ABSTRACT

Cyber security systems have become of ground zero importance at all levels, inclusive of data, host, network, and application levels. Cyber security refers to a combination of technologies, processes, and operations that are framed to protect information systems, computers, devices, programs, data, and networks from internal or external threats, harm, damage, attacks, or unauthorized access, for example, ransomware or denial of service attacks. Machine learning algorithms as part of artificial intelligence can be clustered into supervised, unsupervised, semisupervised, and reinforcement learning algorithms. The main characteristic of ML is the automatic data analysis of large data sets and the production of models for the general relationships found among data. The research is proposed to evaluate machine learning and big data analytics paradigms for use in cyber security. The pragmatism paradigm, which is congruent with mixed method research (MMR), was used as the research philosophy. Pragmatism epitomizes the congruity between knowledge and action.

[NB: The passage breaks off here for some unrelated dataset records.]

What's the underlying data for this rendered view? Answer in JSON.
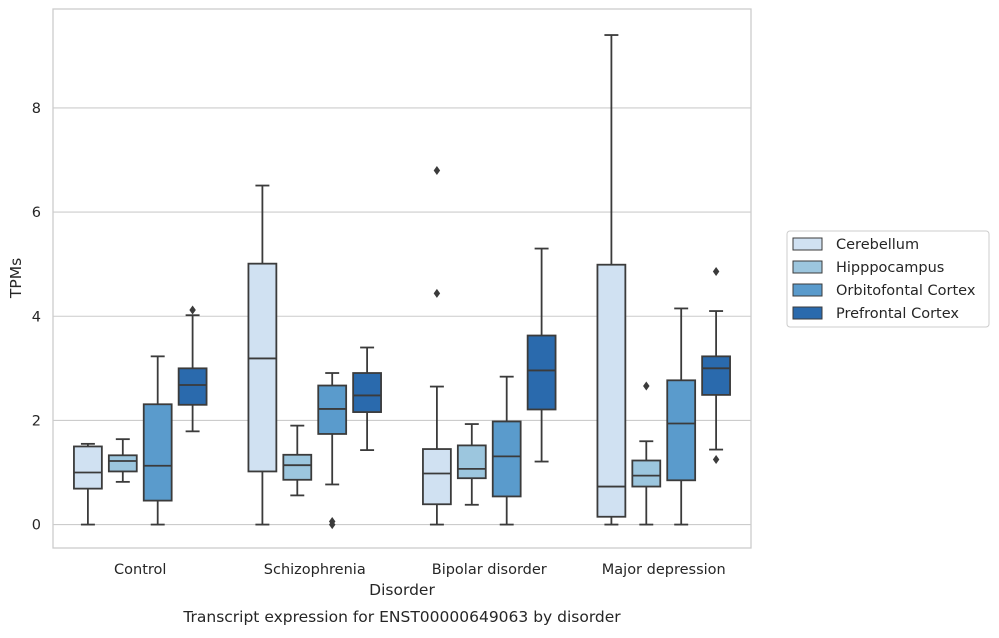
{
  "chart_data": {
    "type": "box",
    "caption": "Transcript expression for ENST00000649063 by disorder",
    "xlabel": "Disorder",
    "ylabel": "TPMs",
    "ylim": [
      -0.45,
      9.9
    ],
    "yticks": [
      0,
      2,
      4,
      6,
      8
    ],
    "grid": true,
    "legend_position": "right",
    "categories": [
      "Control",
      "Schizophrenia",
      "Bipolar disorder",
      "Major depression"
    ],
    "series": [
      {
        "name": "Cerebellum",
        "color": "#d0e1f2",
        "boxes": [
          {
            "whislo": 0.0,
            "q1": 0.69,
            "med": 1.0,
            "q3": 1.5,
            "whishi": 1.55,
            "fliers": []
          },
          {
            "whislo": 0.0,
            "q1": 1.02,
            "med": 3.19,
            "q3": 5.01,
            "whishi": 6.51,
            "fliers": []
          },
          {
            "whislo": 0.0,
            "q1": 0.39,
            "med": 0.98,
            "q3": 1.45,
            "whishi": 2.65,
            "fliers": [
              4.44,
              6.8
            ]
          },
          {
            "whislo": 0.0,
            "q1": 0.15,
            "med": 0.73,
            "q3": 4.99,
            "whishi": 9.4,
            "fliers": []
          }
        ]
      },
      {
        "name": "Hipppocampus",
        "color": "#9cc6de",
        "boxes": [
          {
            "whislo": 0.82,
            "q1": 1.02,
            "med": 1.22,
            "q3": 1.33,
            "whishi": 1.64,
            "fliers": []
          },
          {
            "whislo": 0.56,
            "q1": 0.86,
            "med": 1.14,
            "q3": 1.34,
            "whishi": 1.9,
            "fliers": []
          },
          {
            "whislo": 0.38,
            "q1": 0.89,
            "med": 1.07,
            "q3": 1.52,
            "whishi": 1.93,
            "fliers": []
          },
          {
            "whislo": 0.0,
            "q1": 0.73,
            "med": 0.94,
            "q3": 1.23,
            "whishi": 1.6,
            "fliers": [
              2.66
            ]
          }
        ]
      },
      {
        "name": "Orbitofontal Cortex",
        "color": "#5a9bcc",
        "boxes": [
          {
            "whislo": 0.0,
            "q1": 0.46,
            "med": 1.13,
            "q3": 2.31,
            "whishi": 3.23,
            "fliers": []
          },
          {
            "whislo": 0.77,
            "q1": 1.74,
            "med": 2.22,
            "q3": 2.67,
            "whishi": 2.91,
            "fliers": [
              0.0,
              0.06
            ]
          },
          {
            "whislo": 0.0,
            "q1": 0.54,
            "med": 1.31,
            "q3": 1.98,
            "whishi": 2.84,
            "fliers": []
          },
          {
            "whislo": 0.0,
            "q1": 0.85,
            "med": 1.94,
            "q3": 2.77,
            "whishi": 4.15,
            "fliers": []
          }
        ]
      },
      {
        "name": "Prefrontal Cortex",
        "color": "#2a6aad",
        "boxes": [
          {
            "whislo": 1.79,
            "q1": 2.3,
            "med": 2.68,
            "q3": 3.0,
            "whishi": 4.02,
            "fliers": [
              4.12
            ]
          },
          {
            "whislo": 1.43,
            "q1": 2.16,
            "med": 2.48,
            "q3": 2.91,
            "whishi": 3.4,
            "fliers": []
          },
          {
            "whislo": 1.21,
            "q1": 2.21,
            "med": 2.96,
            "q3": 3.63,
            "whishi": 5.3,
            "fliers": []
          },
          {
            "whislo": 1.44,
            "q1": 2.49,
            "med": 3.0,
            "q3": 3.23,
            "whishi": 4.1,
            "fliers": [
              1.25,
              4.86
            ]
          }
        ]
      }
    ],
    "colors": {
      "grid": "#cccccc",
      "frame": "#cccccc",
      "box_edge": "#3b3b3b",
      "text": "#262626"
    }
  }
}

Big data has necessitated the development of big data mining tools and techniques widely referred to as big data analytics. The information that is evaluated in big data analytics includes a mix of unstructured and semistructured data, such as social media content, mobile phone records, web server logs, and internet click stream data. Big data analytics makes use of analytic techniques such as data mining, machine learning, artificial learning, statistics, and natural language processing. In analyzing the different data analytics models for cyber security, the researcher makes reference to the characteristics of an ideal data analytics model for cyber security. However, sources of big data about cyber security have been extended to include computer-based data, mobile-based data, physical data of users, human resources data, credentials, one-time passwords, digital certificates, biometrics, and social media data. The basic framework for the big data analytics model for cyber security consists of three major components: big data, analytics, and insights. The characteristics of security data consist of heterogeneous format, diverse semantic, and correlation across data sources, and they are classified into categories such as nonsemantic data, semantic data, and security knowledge data. Cloud computing service providers typically have advanced big data analytics models, with advanced detection and prediction algorithms and better state-of-the-art cyber security technologies and better protocols because they specialize in data and networks.